Fats give foods the mouthfeel and texture that we crave. It’s that gooey, sticky mouthfeel that’s in cheese, or the juiciness in savory meats, or the creaminess in cheesecake and ice cream. The list of enticing properties that fat lends to food is nearly endless. The food industry, meaning manufacturers of the processed foods that line grocery store shelves and pack mini-marts, and also the restaurant industry, refer to fat as “liquid gold.”

And it isn’t just the power of luscious mouthfeel and silky texture that fat imparts on our favorite foods; fat gives food tenderness, deepens its color, enhances good flavors (aromatics, sweet, salt) and masks bad ones (acid, bitter). Maybe most important of all, unlike sugar and salt, the brain has no saturation point for fat. It’s something food scientists refer to as the “bliss point,” beyond which foods taste too sweet or too salty, for example. But there is no bliss point for fat. And especially when fat is emulsified into other foods as it is in most processed foods, we don’t see it coagulating on the surface so our eyes, our tongues and our brains don’t recognize it as fat. We just ingest it along with the food we’re eating. But because of the high fat content, that food is calorically dense and BOOM! We consume more calories than we intended, and eventually we put on weight.

SALT

Of the SSF trifecta, salt is probably the most ubiquitous and the most pernicious. Salt is a mineral, obtained as salt water evaporates or found underground. The human body requires some salt for survival; it’s necessary for muscle function as well as digestion and absorption of the food we eat. It’s a critical electrolyte, which help carry electrical impulses through the body, aiding various bodily functions. Which is all well and good, until you get ahold of a handful (or ten) of kettle-cooked potato chips. (An aside: the Kettle Brand website promotes their chips as a “healthy snack” because they use all-natural ingredients. Cough, cough.) And of course it’s not just those chips; the average American adult consumes 3,592mg of sodium each day (according to the U.S. Department of Health and Human Services), though the recommendation is 2,300mg. In fact, federal data shows that a whopping 90% of Americans eat more than the recommended daily amount of sodium.

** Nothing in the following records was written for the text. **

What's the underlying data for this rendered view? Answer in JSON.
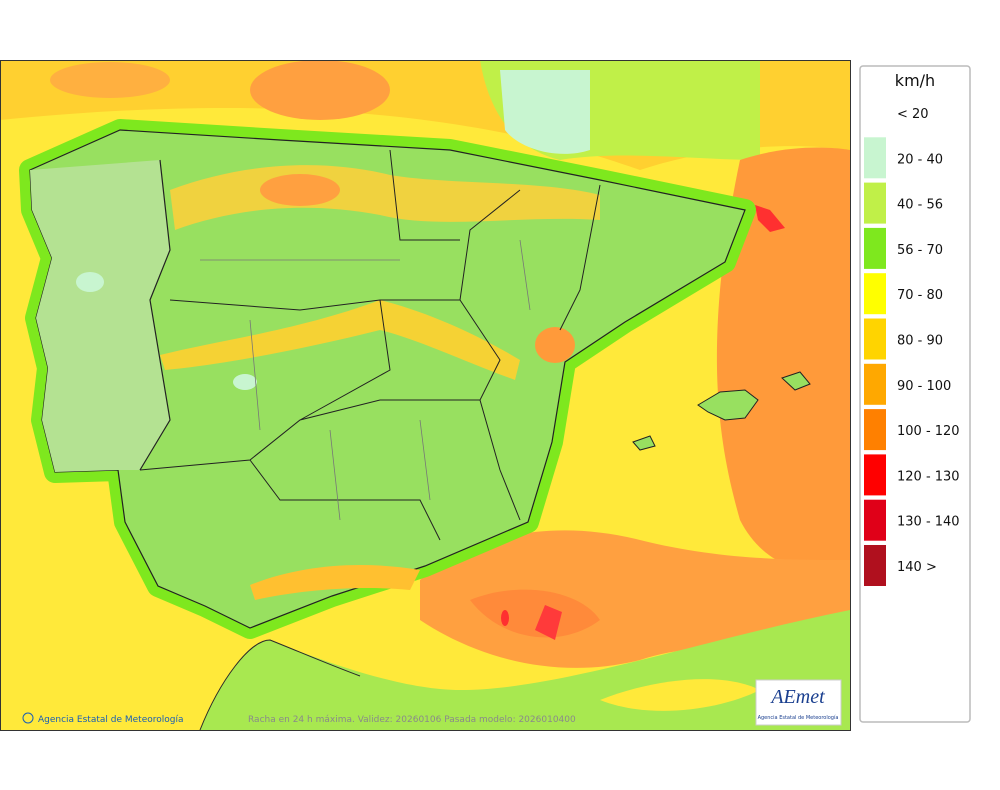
{
  "legend": {
    "title": "km/h",
    "items": [
      {
        "label": "< 20"
      },
      {
        "label": "20 - 40",
        "color": "#c8f5d0"
      },
      {
        "label": "40 - 56",
        "color": "#c0f048"
      },
      {
        "label": "56 - 70",
        "color": "#7ee81e"
      },
      {
        "label": "70 - 80",
        "color": "#ffff00"
      },
      {
        "label": "80 - 90",
        "color": "#ffd400"
      },
      {
        "label": "90 - 100",
        "color": "#ffa800"
      },
      {
        "label": "100 - 120",
        "color": "#ff8000"
      },
      {
        "label": "120 - 130",
        "color": "#ff0000"
      },
      {
        "label": "130 - 140",
        "color": "#e00018"
      },
      {
        "label": "140 >",
        "color": "#b0101e"
      }
    ]
  },
  "footer": {
    "credit": "Agencia Estatal de Meteorología",
    "caption": "Racha en 24 h máxima. Validez: 20260106 Pasada modelo: 2026010400"
  },
  "logo": {
    "name": "AEmet",
    "caption": "Agencia Estatal de Meteorología"
  }
}
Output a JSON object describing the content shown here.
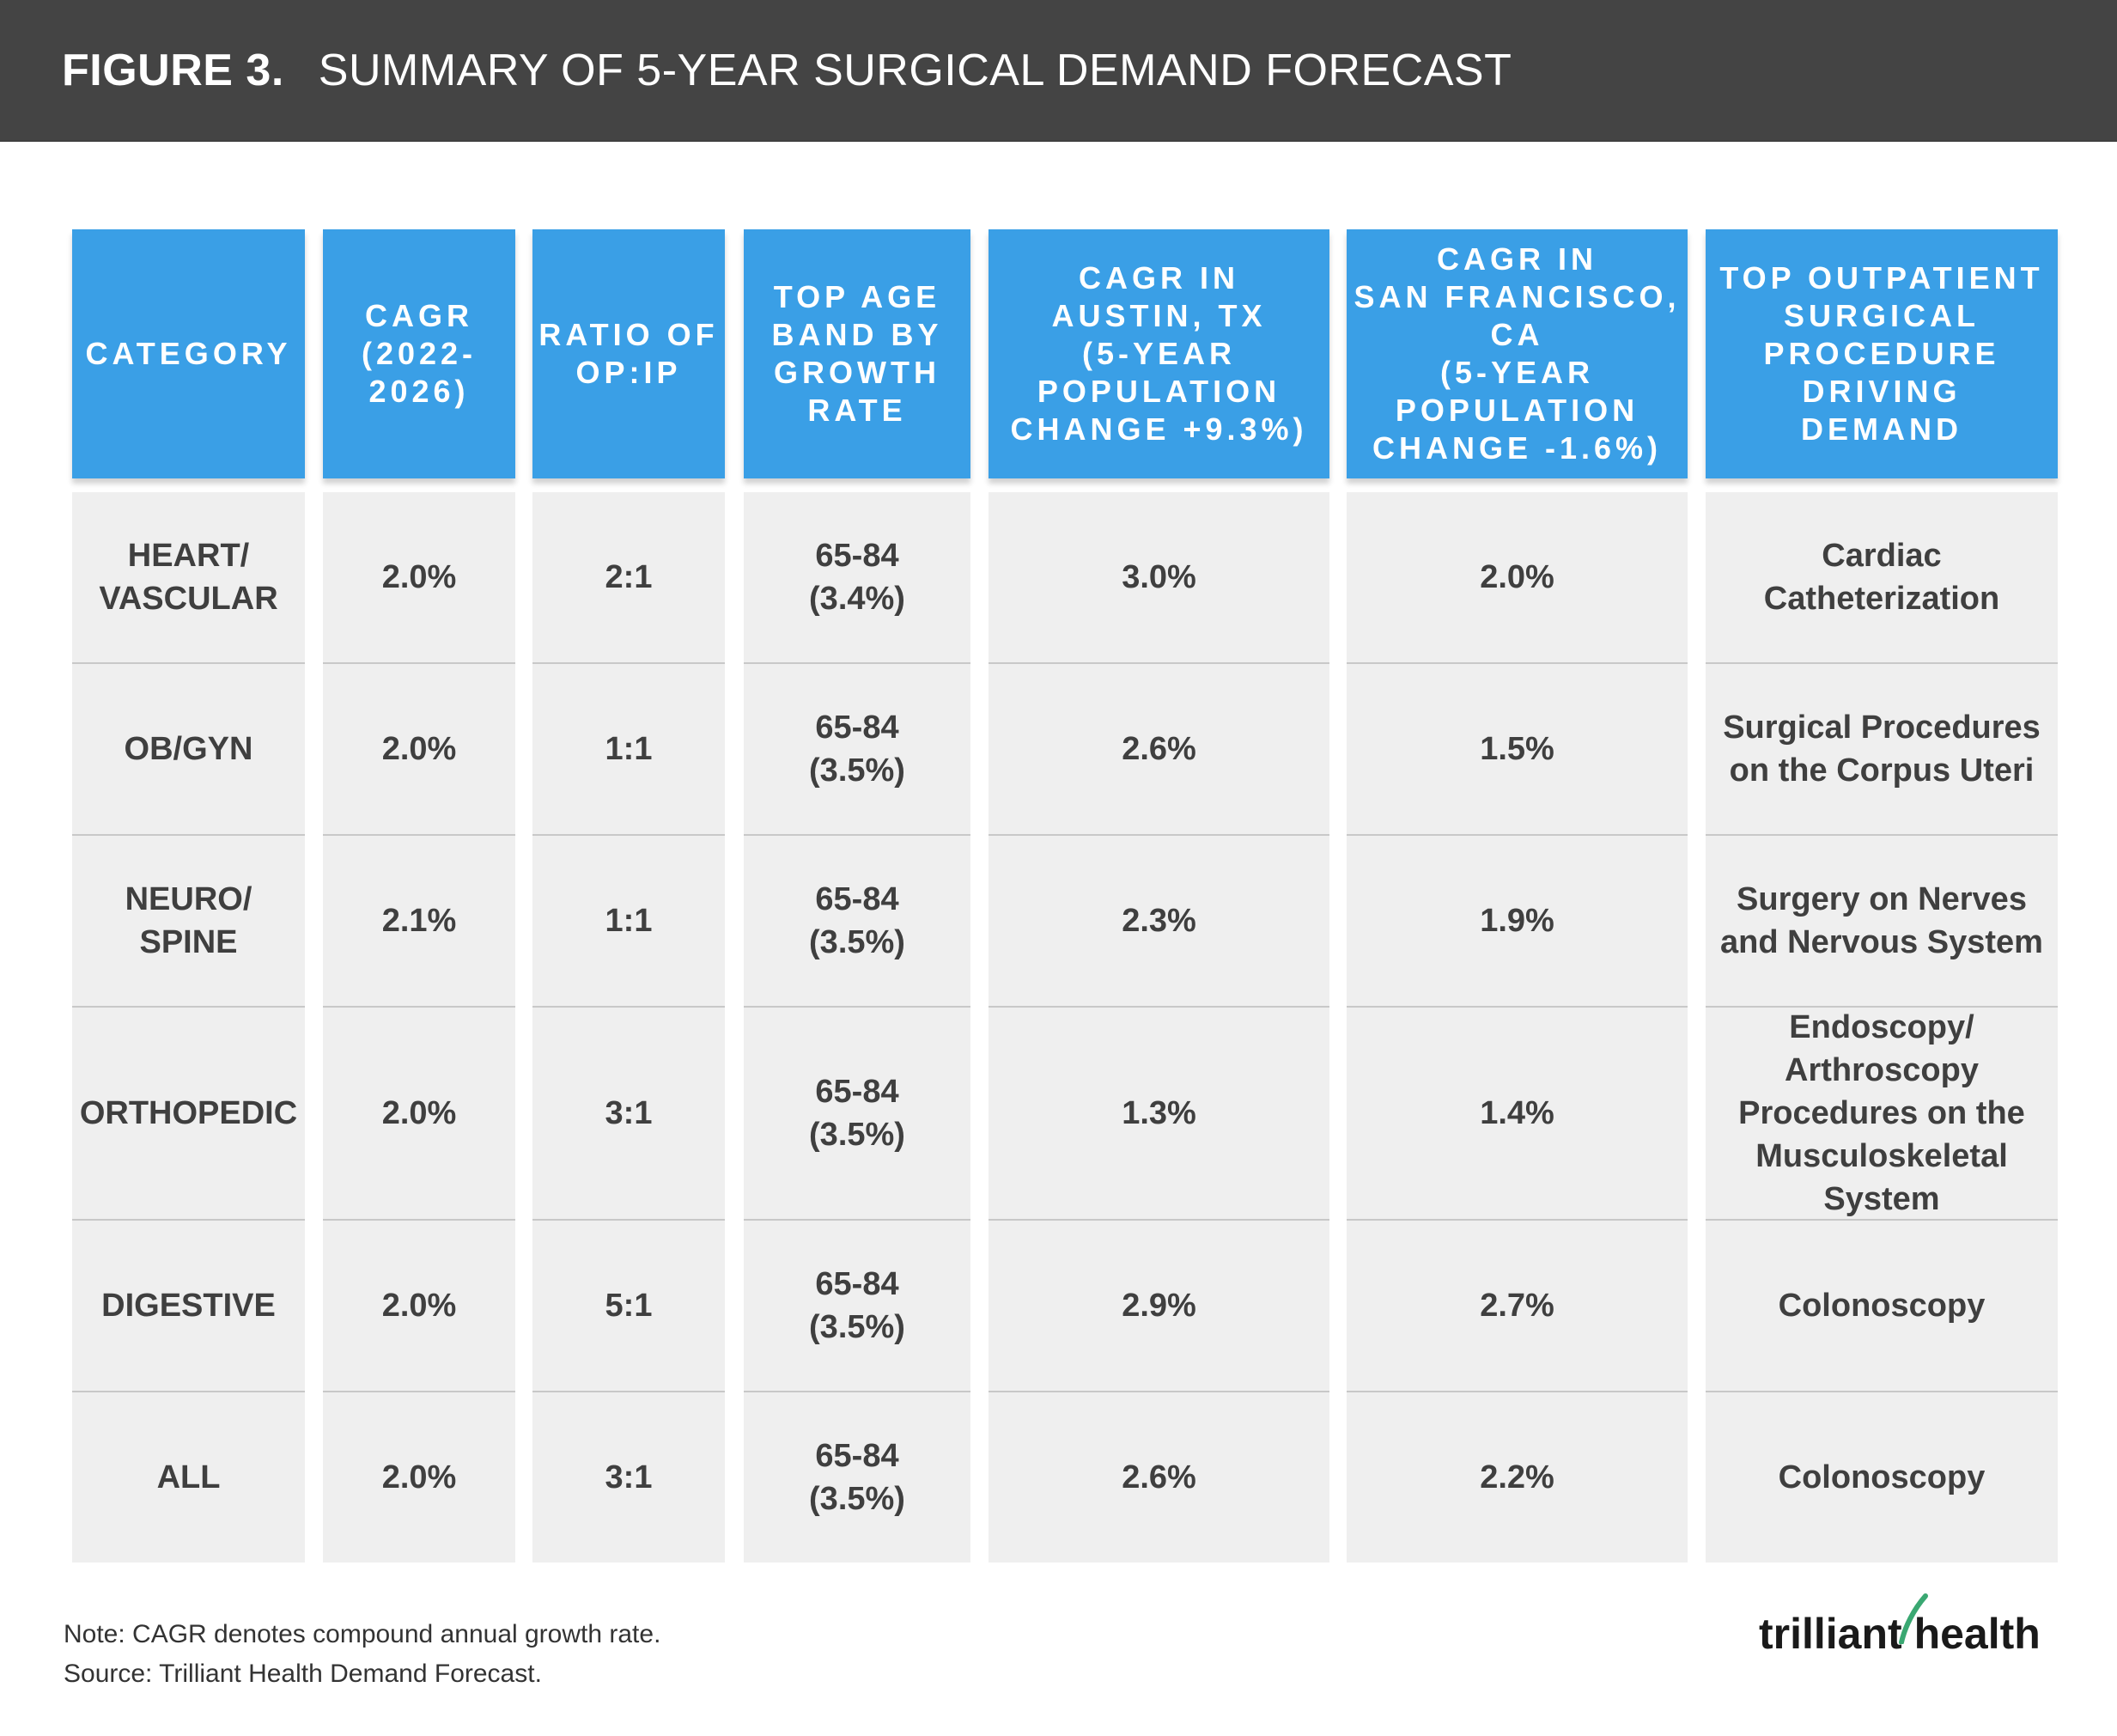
{
  "header": {
    "figure_label": "FIGURE 3.",
    "figure_title": "SUMMARY OF 5-YEAR SURGICAL DEMAND FORECAST"
  },
  "table": {
    "columns": [
      "CATEGORY",
      "CAGR\n(2022-\n2026)",
      "RATIO OF\nOP:IP",
      "TOP AGE\nBAND BY\nGROWTH\nRATE",
      "CAGR IN\nAUSTIN, TX\n(5-YEAR\nPOPULATION\nCHANGE +9.3%)",
      "CAGR IN\nSAN FRANCISCO,\nCA\n(5-YEAR\nPOPULATION\nCHANGE -1.6%)",
      "TOP OUTPATIENT\nSURGICAL\nPROCEDURE\nDRIVING\nDEMAND"
    ],
    "rows": [
      [
        "HEART/\nVASCULAR",
        "2.0%",
        "2:1",
        "65-84\n(3.4%)",
        "3.0%",
        "2.0%",
        "Cardiac\nCatheterization"
      ],
      [
        "OB/GYN",
        "2.0%",
        "1:1",
        "65-84\n(3.5%)",
        "2.6%",
        "1.5%",
        "Surgical Procedures\non the Corpus Uteri"
      ],
      [
        "NEURO/\nSPINE",
        "2.1%",
        "1:1",
        "65-84\n(3.5%)",
        "2.3%",
        "1.9%",
        "Surgery on Nerves\nand Nervous System"
      ],
      [
        "ORTHOPEDIC",
        "2.0%",
        "3:1",
        "65-84\n(3.5%)",
        "1.3%",
        "1.4%",
        "Endoscopy/\nArthroscopy\nProcedures on the\nMusculoskeletal\nSystem"
      ],
      [
        "DIGESTIVE",
        "2.0%",
        "5:1",
        "65-84\n(3.5%)",
        "2.9%",
        "2.7%",
        "Colonoscopy"
      ],
      [
        "ALL",
        "2.0%",
        "3:1",
        "65-84\n(3.5%)",
        "2.6%",
        "2.2%",
        "Colonoscopy"
      ]
    ]
  },
  "footer": {
    "note": "Note: CAGR denotes compound annual growth rate.\nSource: Trilliant Health Demand Forecast.",
    "logo_text": "trilliant health",
    "logo_accent_color": "#3aa872"
  }
}
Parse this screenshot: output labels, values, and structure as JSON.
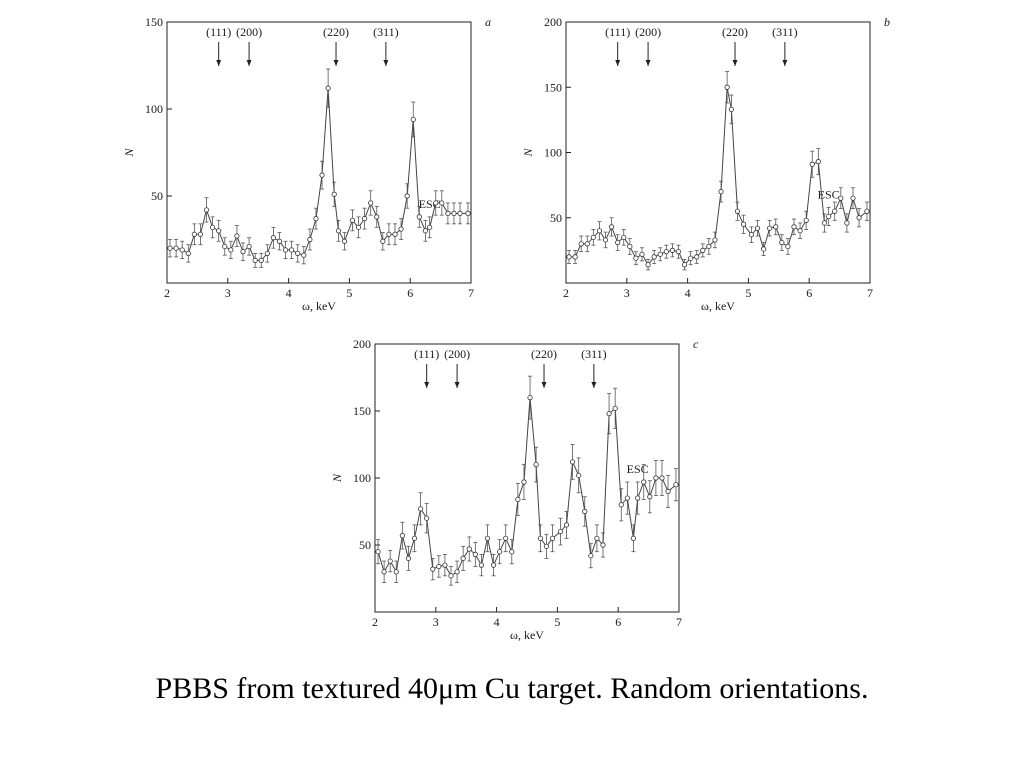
{
  "caption": "PBBS from textured 40μm Cu target. Random orientations.",
  "chart_data": [
    {
      "type": "line",
      "panel": "a",
      "xlabel": "ω, keV",
      "ylabel": "N",
      "xlim": [
        2,
        7
      ],
      "ylim": [
        0,
        150
      ],
      "xticks": [
        2,
        3,
        4,
        5,
        6,
        7
      ],
      "yticks": [
        50,
        100,
        150
      ],
      "peak_labels": [
        {
          "text": "(111)",
          "x": 2.85,
          "arrow": true
        },
        {
          "text": "(200)",
          "x": 3.35,
          "arrow": true
        },
        {
          "text": "(220)",
          "x": 4.78,
          "arrow": true
        },
        {
          "text": "(311)",
          "x": 5.6,
          "arrow": true
        },
        {
          "text": "ESC",
          "x": 6.32,
          "arrow": false
        }
      ],
      "x": [
        2.05,
        2.15,
        2.25,
        2.35,
        2.45,
        2.55,
        2.65,
        2.75,
        2.85,
        2.95,
        3.05,
        3.15,
        3.25,
        3.35,
        3.45,
        3.55,
        3.65,
        3.75,
        3.85,
        3.95,
        4.05,
        4.15,
        4.25,
        4.35,
        4.45,
        4.55,
        4.65,
        4.75,
        4.82,
        4.92,
        5.05,
        5.15,
        5.25,
        5.35,
        5.45,
        5.55,
        5.65,
        5.75,
        5.85,
        5.95,
        6.05,
        6.15,
        6.25,
        6.32,
        6.42,
        6.52,
        6.62,
        6.72,
        6.82,
        6.95
      ],
      "y": [
        20,
        20,
        19,
        17,
        28,
        28,
        42,
        32,
        30,
        21,
        19,
        27,
        18,
        21,
        13,
        13,
        17,
        26,
        24,
        19,
        19,
        17,
        16,
        25,
        37,
        62,
        112,
        51,
        30,
        24,
        36,
        32,
        37,
        46,
        38,
        24,
        28,
        28,
        31,
        50,
        94,
        38,
        30,
        32,
        46,
        46,
        40,
        40,
        40,
        40
      ],
      "err": [
        5,
        5,
        5,
        5,
        6,
        6,
        7,
        6,
        6,
        5,
        5,
        6,
        5,
        5,
        4,
        4,
        5,
        6,
        5,
        5,
        5,
        5,
        5,
        6,
        6,
        8,
        11,
        7,
        6,
        5,
        6,
        6,
        6,
        7,
        6,
        5,
        6,
        6,
        6,
        7,
        10,
        6,
        6,
        6,
        7,
        7,
        6,
        6,
        6,
        6
      ]
    },
    {
      "type": "line",
      "panel": "b",
      "xlabel": "ω, keV",
      "ylabel": "N",
      "xlim": [
        2,
        7
      ],
      "ylim": [
        0,
        200
      ],
      "xticks": [
        2,
        3,
        4,
        5,
        6,
        7
      ],
      "yticks": [
        50,
        100,
        150,
        200
      ],
      "peak_labels": [
        {
          "text": "(111)",
          "x": 2.85,
          "arrow": true
        },
        {
          "text": "(200)",
          "x": 3.35,
          "arrow": true
        },
        {
          "text": "(220)",
          "x": 4.78,
          "arrow": true
        },
        {
          "text": "(311)",
          "x": 5.6,
          "arrow": true
        },
        {
          "text": "ESC",
          "x": 6.32,
          "arrow": false
        }
      ],
      "x": [
        2.05,
        2.15,
        2.25,
        2.35,
        2.45,
        2.55,
        2.65,
        2.75,
        2.85,
        2.95,
        3.05,
        3.15,
        3.25,
        3.35,
        3.45,
        3.55,
        3.65,
        3.75,
        3.85,
        3.95,
        4.05,
        4.15,
        4.25,
        4.35,
        4.45,
        4.55,
        4.65,
        4.72,
        4.82,
        4.92,
        5.05,
        5.15,
        5.25,
        5.35,
        5.45,
        5.55,
        5.65,
        5.75,
        5.85,
        5.95,
        6.05,
        6.15,
        6.25,
        6.32,
        6.42,
        6.52,
        6.62,
        6.72,
        6.82,
        6.95
      ],
      "y": [
        20,
        20,
        30,
        30,
        35,
        40,
        33,
        43,
        31,
        35,
        28,
        19,
        22,
        14,
        20,
        22,
        24,
        25,
        24,
        14,
        19,
        20,
        25,
        28,
        33,
        70,
        150,
        133,
        55,
        45,
        37,
        42,
        26,
        42,
        43,
        31,
        28,
        43,
        40,
        48,
        91,
        93,
        46,
        51,
        55,
        65,
        46,
        65,
        50,
        55
      ],
      "err": [
        5,
        5,
        6,
        6,
        6,
        7,
        6,
        7,
        6,
        6,
        6,
        5,
        5,
        4,
        5,
        5,
        5,
        5,
        5,
        4,
        5,
        5,
        5,
        6,
        6,
        8,
        12,
        11,
        7,
        7,
        6,
        6,
        5,
        6,
        6,
        6,
        6,
        6,
        6,
        7,
        10,
        10,
        7,
        7,
        7,
        8,
        7,
        8,
        7,
        7
      ]
    },
    {
      "type": "line",
      "panel": "c",
      "xlabel": "ω, keV",
      "ylabel": "N",
      "xlim": [
        2,
        7
      ],
      "ylim": [
        0,
        200
      ],
      "xticks": [
        2,
        3,
        4,
        5,
        6,
        7
      ],
      "yticks": [
        50,
        100,
        150,
        200
      ],
      "peak_labels": [
        {
          "text": "(111)",
          "x": 2.85,
          "arrow": true
        },
        {
          "text": "(200)",
          "x": 3.35,
          "arrow": true
        },
        {
          "text": "(220)",
          "x": 4.78,
          "arrow": true
        },
        {
          "text": "(311)",
          "x": 5.6,
          "arrow": true
        },
        {
          "text": "ESC",
          "x": 6.32,
          "arrow": false
        }
      ],
      "x": [
        2.05,
        2.15,
        2.25,
        2.35,
        2.45,
        2.55,
        2.65,
        2.75,
        2.85,
        2.95,
        3.05,
        3.15,
        3.25,
        3.35,
        3.45,
        3.55,
        3.65,
        3.75,
        3.85,
        3.95,
        4.05,
        4.15,
        4.25,
        4.35,
        4.45,
        4.55,
        4.65,
        4.72,
        4.82,
        4.92,
        5.05,
        5.15,
        5.25,
        5.35,
        5.45,
        5.55,
        5.65,
        5.75,
        5.85,
        5.95,
        6.05,
        6.15,
        6.25,
        6.32,
        6.42,
        6.52,
        6.62,
        6.72,
        6.82,
        6.95
      ],
      "y": [
        45,
        30,
        38,
        30,
        57,
        40,
        55,
        77,
        70,
        32,
        34,
        35,
        27,
        30,
        40,
        47,
        43,
        35,
        55,
        35,
        45,
        55,
        45,
        84,
        97,
        160,
        110,
        55,
        49,
        55,
        60,
        65,
        112,
        102,
        75,
        42,
        55,
        50,
        148,
        152,
        80,
        85,
        55,
        85,
        97,
        86,
        100,
        100,
        90,
        95
      ],
      "err": [
        9,
        8,
        8,
        8,
        10,
        9,
        10,
        12,
        11,
        8,
        8,
        8,
        7,
        8,
        9,
        9,
        9,
        8,
        10,
        8,
        9,
        10,
        9,
        12,
        13,
        16,
        13,
        10,
        9,
        10,
        10,
        10,
        13,
        13,
        11,
        9,
        10,
        9,
        15,
        15,
        12,
        12,
        10,
        12,
        13,
        12,
        13,
        13,
        12,
        12
      ]
    }
  ]
}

The health implications of all this salt are significant (hypertension, stroke), but why is it especially addictive? And why is it not enough to just stop adding salt to food? Turns out only 6% of the salt we ingest is salt we add to our food; the rest comes from processed and restaurant food. (To that point, the Hungry Man roast turkey dinner has 5,400mg of sodium. Holy high blood pressure, Batman!)

The fact that 94% of our daily sodium intake comes already packaged in our food is a problem for all of us, but if you have food addiction it’s especially problematic and here’s why: salt tastes good. I mean, really good. It enhances other flavors and makes them “pop.” Ever accidentally left the salt out of your batch of chocolate chip cookies? Yeah, they’re about as appealing as hockey pucks.

We will talk much more about the power of salt in the weeks to come, but I believe it holds the key to overcoming food addiction.

So why are salt, sugar and fat so darn addictive?

Again, Michael Moss:

“The blood gets especially besieged when processed food is ingested, flooding the system with its heavy loads of salt, sugar, and fat. But where the links between eating and drugs get really interesting is in the brain. There, narcotics and food – especially food that is high in salt, sugar, and fat – act much alike. Once ingested, they race along the same pathways, using the same neurological circuitry to reach the brain’s pleasure zones, those areas that reward us with enjoyable feelings for doing the right thing by our bodies. Or, as the case may be, for doing what the brain has been led to believe is the right thing.”

                                                                         – Salt Sugar Fat, page 276

So no, it’s not your imagination. Big Food and your own biochemistry are powerful forces working hard to keep you hooked on SSF. Understanding the how and why of that is the first step to overcoming food addiction.

More tomorrow. Until then, stay strong.